The FDA has taken notice, of course, and the quality of the air being used is a concern; and, rightly so, no standard has been issued for the use of compressed air in production.
“A one-size-fits-all standard won’t work here,” says Dr. Ed Golla, Laboratory Director for Austin, Texas-based TRI Air Testing. “Everyone is doing something a little different.”
While this leaves pharmaceutical companies a somewhat in the dark as to how to vet and confirm the quality of air being used, it does not mean companies need to find the tightest standard possible. Each facility will have unique needs, and the standard applied should best serve these needs.
UNDERSTANDING YOUR FACILITYIn the absence of specified standards governing compressed air quality testing in the manufacturing process or production of pharmaceutical, medical device, and food applications, it is often best to use composite, site-specific testing programs. This may be the most assured way to produce valid, repeatable testing results that will reinforce your site’s quality. Direct Product Contact, Indirect Product Contact, USP and ISO 8573 air standards are common sources from which to draw. A routine testing schedule for your compressed air quality program should provide the appropriate verification and compliance each facility will need for OSHA, FDA and cGMP.
It is imperative that you understand the real needs of each site. You do not need to expend the time and money to establish a quality of air that you don’t actually need. “Clean room” air in a non-clean room air operation, for example, is unnecessary. Specifying air to that level requires expensive equipment to clean and maintain it.
If you bring clean room-level air into a non-clean room environment the quality of the clean air is decreased to the level of the room environment. You’ve brought a small amount of clean air into a larger volume of air at a lower level.
“What they really need to do,” says Dr. Golla, “is first look at the quality of air as it is now--as you’ve been using it for the last 10 or 15 years. Identify that quality and base your spec on the quality of air you have input from the engineers involved in the actual process you’re using.”
Greater operational efficiency in air management and cost control can be found in understanding the true air needs in each area of your facility rather than using a single approach for the whole facility.
“The depth and stringency of ISO 8573 may be perfectly applicable to an operation’s clean room particulate control,” says Dr. Golla, “but it isn’t right for all applications.”
Facilities with clean room needs, such as those handling implantable devises (e.g., knee and hip joints, defibrillators and pacemakers) cannot have particulate matter on their surface and affecting the safety of product. These facilities must utilize a spec that ensures a heightened level of particle control.
“You can’t use a spec allowing 5 mg per cubic meter or 1 mg per cubic meter or even a 0.1 mg per cubic meter,” says Dr. Golla. “You need information about the individual particle sizes and counts. With implantable devises once you clean the surface and blow it with compressed air you don’t want to leave particles on it.”

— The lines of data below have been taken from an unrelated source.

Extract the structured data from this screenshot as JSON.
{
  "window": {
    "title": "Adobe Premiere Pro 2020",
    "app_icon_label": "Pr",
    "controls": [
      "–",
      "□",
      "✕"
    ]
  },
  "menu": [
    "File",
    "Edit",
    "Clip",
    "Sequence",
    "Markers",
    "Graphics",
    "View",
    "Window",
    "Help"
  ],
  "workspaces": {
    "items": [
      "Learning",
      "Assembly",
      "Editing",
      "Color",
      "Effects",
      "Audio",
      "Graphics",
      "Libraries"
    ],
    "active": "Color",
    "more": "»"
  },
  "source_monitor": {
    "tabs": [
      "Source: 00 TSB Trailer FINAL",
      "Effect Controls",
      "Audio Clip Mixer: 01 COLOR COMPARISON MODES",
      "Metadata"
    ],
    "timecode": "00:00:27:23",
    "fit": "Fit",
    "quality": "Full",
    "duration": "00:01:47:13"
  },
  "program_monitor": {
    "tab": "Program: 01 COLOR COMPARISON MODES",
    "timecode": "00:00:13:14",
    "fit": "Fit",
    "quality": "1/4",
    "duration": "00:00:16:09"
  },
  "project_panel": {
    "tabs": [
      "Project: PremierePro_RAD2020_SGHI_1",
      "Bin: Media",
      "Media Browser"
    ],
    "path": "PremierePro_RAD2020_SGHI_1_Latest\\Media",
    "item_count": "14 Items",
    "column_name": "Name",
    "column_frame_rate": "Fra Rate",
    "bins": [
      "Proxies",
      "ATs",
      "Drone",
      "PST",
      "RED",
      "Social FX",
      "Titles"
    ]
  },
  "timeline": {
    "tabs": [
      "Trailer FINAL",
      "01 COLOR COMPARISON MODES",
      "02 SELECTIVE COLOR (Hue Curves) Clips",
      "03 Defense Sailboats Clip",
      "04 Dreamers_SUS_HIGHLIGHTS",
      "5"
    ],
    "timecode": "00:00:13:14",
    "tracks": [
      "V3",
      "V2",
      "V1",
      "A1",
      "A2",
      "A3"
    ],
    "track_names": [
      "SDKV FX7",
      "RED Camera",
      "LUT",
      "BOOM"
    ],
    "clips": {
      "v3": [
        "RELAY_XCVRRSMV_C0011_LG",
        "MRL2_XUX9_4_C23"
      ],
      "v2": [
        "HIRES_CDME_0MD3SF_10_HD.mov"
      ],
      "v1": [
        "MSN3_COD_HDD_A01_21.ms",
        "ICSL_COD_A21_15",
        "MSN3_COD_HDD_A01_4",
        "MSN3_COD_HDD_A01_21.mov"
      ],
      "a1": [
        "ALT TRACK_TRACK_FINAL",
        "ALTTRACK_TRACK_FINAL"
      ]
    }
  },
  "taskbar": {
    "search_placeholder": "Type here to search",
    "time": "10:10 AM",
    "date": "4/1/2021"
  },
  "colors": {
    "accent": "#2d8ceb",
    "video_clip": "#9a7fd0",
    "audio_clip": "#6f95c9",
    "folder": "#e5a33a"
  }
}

The ISO 8573 spec Class 1 or Class 2 requirements may be ideal here.
But for operations that might be using compressed air to blow out bottles before putting in tablets or simply running a piece of machinery, that most stringent air standard may be excessive. It may lead to greater operational expense or present the facility with a test that is difficult, if not impossible to pass—and all on a process that does not actually need that high of a quality of air.
“If they are concerned about particles, but do not necessarily need something like 8573 Class 1 or Class 2,” says Dr. Golla, “they can use a point-of-use filter.”

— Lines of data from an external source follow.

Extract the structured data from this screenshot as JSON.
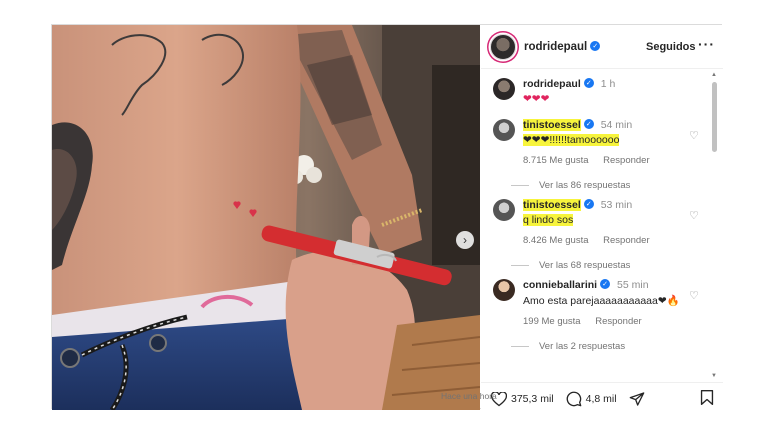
{
  "header": {
    "username": "rodridepaul",
    "follow_label": "Seguidos",
    "more_label": "···"
  },
  "caption": {
    "username": "rodridepaul",
    "time": "1 h",
    "text": "❤❤❤"
  },
  "comments": [
    {
      "username": "tinistoessel",
      "time": "54 min",
      "text": "❤❤❤!!!!!!tamoooooo",
      "likes": "8.715 Me gusta",
      "reply_label": "Responder",
      "replies": "Ver las 86 respuestas",
      "highlighted": true
    },
    {
      "username": "tinistoessel",
      "time": "53 min",
      "text": "q lindo sos",
      "likes": "8.426 Me gusta",
      "reply_label": "Responder",
      "replies": "Ver las 68 respuestas",
      "highlighted": true
    },
    {
      "username": "connieballarini",
      "time": "55 min",
      "text": "Amo esta parejaaaaaaaaaaa❤🔥",
      "likes": "199 Me gusta",
      "reply_label": "Responder",
      "replies": "Ver las 2 respuestas",
      "highlighted": false
    }
  ],
  "actions": {
    "likes_count": "375,3 mil",
    "comments_count": "4,8 mil"
  },
  "time_ago": "Hace una hora",
  "icons": {
    "verified": "verified-badge-icon",
    "next": "chevron-right-icon",
    "like": "heart-outline-icon",
    "comment": "comment-bubble-icon",
    "share": "paper-plane-icon",
    "save": "bookmark-icon"
  },
  "colors": {
    "accent_blue": "#1877f2",
    "highlight": "#f7f43c",
    "heart_red": "#e0245e"
  }
}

If only 1% of a facility, for example, uses a very high-quality air for a specific application, but the general air use in the rest of the facility does not need that quality of air, a point-of-use filter may be the right solution and help achieve greater operational efficiency.
One recommendation: engage the production engineers who are most familiar with the air quality needs. Ask them if there is anything that shouldn’t be in the air. Does it need to be filtered to a finer level? Does the air need to be moist? Or does it need to be dry?

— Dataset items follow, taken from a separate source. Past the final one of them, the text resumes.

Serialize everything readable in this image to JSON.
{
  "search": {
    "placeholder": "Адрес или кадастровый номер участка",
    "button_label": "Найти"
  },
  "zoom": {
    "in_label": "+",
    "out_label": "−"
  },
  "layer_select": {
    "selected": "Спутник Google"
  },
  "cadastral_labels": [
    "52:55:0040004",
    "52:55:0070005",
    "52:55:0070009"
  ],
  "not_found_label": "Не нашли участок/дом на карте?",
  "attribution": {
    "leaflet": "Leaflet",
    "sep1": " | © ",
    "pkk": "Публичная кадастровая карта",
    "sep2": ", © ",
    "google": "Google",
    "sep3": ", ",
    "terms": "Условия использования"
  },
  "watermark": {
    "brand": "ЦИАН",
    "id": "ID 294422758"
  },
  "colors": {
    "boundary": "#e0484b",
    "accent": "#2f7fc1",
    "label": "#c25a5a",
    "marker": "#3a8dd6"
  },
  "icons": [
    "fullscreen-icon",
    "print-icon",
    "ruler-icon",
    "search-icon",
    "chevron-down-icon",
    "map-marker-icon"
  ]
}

Understanding the real impact of air quality on the specific zone of work, the people conducting the work, and the product being produced or serviced will go a long way towards guaranteeing compliance, levels of safety and the quality the FDA and other regulatory entities want to see.
THE CHALLENGE OF MOISTUREIdentifying a proper moisture spec is not easy. Many facilities just use refrigerated air. They cool the air to remove water; then, they bring it back to room temperature so the humidity is relatively low and you won’t get water formation and bacteria growth.
“That’s probably what you need in 90% or more of the operations,” Dr. Golla says, “yet, we put out a guideline to say there ought to be at least a -10°F for indirect product contact and -50°F or so for direct product contact. I think we put a pretty big asterisk on that to recognize that this one may or may not apply.”
Certain products will be destroyed by -50°F degree dew point air. It will desiccate and deactivate them. For other products, the moisture could react with the material and cause problems, so you might need extremely dry air.
Just as ISO 8573’s most stringent requirement classes are not right for all particulate testing of compressed air, there is no single approach to dew point and moisture management.